Disparate spinal and supraspinal opioid antiniciceptive responses in -endorphin-deficient mutant mice.

MOGIL JS, GRISEL JE, HAYWARD MD, BALES JR, RUBINSTEIN M, BELKNAP JK, LOW MJ

NEUROSCIENCE

PERGAMON-ELSEVIER SCIENCE LTD

Lugar: Amsterdam; Año: 2000 vol. 101 p. 709 - 717

0306-4522

The role of endogenous opioid systems in the analgesic response to exogenous opiates remains controversial.

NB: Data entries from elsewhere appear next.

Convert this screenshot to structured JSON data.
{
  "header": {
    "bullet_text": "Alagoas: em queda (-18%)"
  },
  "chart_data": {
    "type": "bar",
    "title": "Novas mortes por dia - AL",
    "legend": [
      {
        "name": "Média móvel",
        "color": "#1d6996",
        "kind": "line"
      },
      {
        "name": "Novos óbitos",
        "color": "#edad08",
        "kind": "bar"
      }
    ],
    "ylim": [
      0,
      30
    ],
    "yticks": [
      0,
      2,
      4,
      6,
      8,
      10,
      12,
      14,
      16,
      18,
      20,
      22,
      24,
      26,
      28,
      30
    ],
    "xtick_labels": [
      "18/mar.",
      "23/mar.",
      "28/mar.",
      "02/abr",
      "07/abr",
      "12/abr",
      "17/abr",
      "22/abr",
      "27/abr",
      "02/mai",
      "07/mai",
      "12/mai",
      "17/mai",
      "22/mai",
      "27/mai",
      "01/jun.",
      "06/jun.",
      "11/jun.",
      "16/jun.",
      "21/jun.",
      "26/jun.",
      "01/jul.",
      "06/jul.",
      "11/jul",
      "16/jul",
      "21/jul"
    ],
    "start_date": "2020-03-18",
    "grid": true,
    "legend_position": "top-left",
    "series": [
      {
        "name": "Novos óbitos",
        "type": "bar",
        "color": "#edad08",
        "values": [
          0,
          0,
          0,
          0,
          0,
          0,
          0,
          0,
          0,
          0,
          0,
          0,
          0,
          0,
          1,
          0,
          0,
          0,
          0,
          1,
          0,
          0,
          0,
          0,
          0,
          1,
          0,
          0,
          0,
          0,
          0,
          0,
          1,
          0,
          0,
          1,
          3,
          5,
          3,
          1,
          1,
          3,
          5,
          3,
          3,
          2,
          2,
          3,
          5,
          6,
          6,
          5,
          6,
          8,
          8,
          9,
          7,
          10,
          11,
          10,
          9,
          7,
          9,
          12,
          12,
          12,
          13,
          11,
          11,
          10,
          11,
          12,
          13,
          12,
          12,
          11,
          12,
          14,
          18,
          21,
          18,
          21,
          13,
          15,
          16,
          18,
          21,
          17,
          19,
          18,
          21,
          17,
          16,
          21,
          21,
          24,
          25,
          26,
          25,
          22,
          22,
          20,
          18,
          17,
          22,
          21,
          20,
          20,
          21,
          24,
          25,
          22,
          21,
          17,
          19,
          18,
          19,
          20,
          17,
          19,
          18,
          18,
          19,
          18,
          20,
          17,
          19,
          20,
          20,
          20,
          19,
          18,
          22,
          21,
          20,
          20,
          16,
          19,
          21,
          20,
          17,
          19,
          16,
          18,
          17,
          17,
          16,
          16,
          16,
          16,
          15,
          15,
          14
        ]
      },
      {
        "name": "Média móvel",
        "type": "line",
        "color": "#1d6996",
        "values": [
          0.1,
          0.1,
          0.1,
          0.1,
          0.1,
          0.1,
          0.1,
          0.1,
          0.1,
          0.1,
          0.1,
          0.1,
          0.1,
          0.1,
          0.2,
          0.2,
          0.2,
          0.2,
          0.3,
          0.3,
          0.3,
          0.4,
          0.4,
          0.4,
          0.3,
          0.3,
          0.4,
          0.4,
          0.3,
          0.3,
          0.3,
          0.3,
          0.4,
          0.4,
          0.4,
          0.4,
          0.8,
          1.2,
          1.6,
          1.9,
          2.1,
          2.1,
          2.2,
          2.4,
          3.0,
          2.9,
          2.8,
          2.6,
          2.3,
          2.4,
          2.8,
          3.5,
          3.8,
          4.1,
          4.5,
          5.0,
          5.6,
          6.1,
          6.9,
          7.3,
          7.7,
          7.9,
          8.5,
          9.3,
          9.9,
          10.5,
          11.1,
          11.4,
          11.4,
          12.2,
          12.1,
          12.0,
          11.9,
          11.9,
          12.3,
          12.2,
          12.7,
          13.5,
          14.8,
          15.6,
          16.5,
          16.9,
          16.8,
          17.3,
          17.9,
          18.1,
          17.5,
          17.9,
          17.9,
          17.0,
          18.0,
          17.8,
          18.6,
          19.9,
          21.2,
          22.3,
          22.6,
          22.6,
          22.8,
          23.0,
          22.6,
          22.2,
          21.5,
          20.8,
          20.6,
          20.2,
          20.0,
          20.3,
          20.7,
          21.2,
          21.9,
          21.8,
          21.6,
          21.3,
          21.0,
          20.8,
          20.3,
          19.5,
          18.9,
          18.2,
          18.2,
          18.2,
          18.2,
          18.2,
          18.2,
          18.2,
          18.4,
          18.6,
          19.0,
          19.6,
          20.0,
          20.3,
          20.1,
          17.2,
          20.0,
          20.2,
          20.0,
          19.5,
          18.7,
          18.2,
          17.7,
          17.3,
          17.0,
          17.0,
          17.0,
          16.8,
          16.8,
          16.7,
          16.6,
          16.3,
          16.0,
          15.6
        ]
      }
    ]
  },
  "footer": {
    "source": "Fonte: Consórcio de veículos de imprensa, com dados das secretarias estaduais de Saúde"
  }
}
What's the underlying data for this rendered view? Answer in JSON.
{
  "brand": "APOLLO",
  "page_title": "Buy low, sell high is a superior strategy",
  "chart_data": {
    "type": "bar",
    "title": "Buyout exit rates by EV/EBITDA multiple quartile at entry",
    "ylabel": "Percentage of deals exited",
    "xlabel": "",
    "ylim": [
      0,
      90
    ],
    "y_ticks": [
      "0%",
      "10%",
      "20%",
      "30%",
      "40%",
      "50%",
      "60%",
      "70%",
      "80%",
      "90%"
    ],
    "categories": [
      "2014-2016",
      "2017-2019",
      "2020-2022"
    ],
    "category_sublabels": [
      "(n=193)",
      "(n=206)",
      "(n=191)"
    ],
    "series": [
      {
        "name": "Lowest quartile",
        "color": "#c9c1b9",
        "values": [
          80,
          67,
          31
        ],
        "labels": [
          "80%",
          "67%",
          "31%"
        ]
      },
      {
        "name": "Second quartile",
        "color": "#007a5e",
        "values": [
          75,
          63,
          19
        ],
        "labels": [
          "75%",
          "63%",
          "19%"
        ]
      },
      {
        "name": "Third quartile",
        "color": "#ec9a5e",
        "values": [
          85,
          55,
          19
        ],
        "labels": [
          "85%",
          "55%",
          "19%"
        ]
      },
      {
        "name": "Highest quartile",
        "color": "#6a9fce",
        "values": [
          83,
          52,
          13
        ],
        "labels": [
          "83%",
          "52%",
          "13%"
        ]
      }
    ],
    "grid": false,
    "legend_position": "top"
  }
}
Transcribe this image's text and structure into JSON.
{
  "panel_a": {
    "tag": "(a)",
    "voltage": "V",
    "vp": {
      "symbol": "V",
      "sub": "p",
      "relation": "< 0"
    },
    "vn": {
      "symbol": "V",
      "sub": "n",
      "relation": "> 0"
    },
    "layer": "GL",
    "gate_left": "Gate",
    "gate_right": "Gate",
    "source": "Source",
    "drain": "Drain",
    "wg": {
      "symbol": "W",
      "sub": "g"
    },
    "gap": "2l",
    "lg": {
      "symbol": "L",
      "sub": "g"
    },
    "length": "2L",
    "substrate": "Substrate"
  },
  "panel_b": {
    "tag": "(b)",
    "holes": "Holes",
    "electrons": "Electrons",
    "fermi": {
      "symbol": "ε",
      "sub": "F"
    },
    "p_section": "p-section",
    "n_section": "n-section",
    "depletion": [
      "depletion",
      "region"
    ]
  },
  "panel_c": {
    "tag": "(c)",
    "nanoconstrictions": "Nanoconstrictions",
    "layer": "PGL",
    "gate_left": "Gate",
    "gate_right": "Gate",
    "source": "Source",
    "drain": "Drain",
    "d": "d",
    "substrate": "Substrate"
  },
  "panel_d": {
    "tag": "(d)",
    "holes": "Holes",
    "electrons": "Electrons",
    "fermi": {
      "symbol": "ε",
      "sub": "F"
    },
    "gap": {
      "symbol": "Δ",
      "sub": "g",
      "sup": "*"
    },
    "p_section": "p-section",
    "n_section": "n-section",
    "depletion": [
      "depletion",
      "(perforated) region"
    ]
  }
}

We previously reported that mice lacking the peptide neurotransmitter beta-endorphin, although unable to produce opioid-mediated stress-induced antinociception, nevertheless displayed intact antinociception after systemic administration of the exogenous opiate morphine. Morphine administered by a peripheral route can activate opioid receptors in both the spinal cord and brain. However, beta-endorphin neuronal projections are confined predominantly to supraspinal nociceptive nuclei. Therefore, we questioned whether the absence of beta-endorphin would differentially affect antinociceptive responses depending on the route of opiate administration. Time- and dose-response curves were obtained in beta-endorphin-deficient and matched wild-type C57BL/6 congenic control mice using the tail-immersion/withdrawal assay. Null mutant mice were found to be more sensitive to supraspinal (i.c.v.) injection of the micro-opioid receptor-selective agonists, morphine and D-Ala(2)-MePhe(4)-Gly-ol(5) enkephalin. In contrast, the mutant mice were less sensitive to spinal (i.t.) injection of these same drugs. Quantitative receptor autoradiography revealed no differences between genotypes in the density of mu, delta, or kappa opioid receptor binding sites in either the spinal cord or pain-relevant supraspinal areas. Thus we report that the absence of a putative endogenous ligand for the mu-opioid receptor results in opposite changes in morphine sensitivity between discrete areas of the nervous system, which are not simply caused by changes in opioid receptor expression.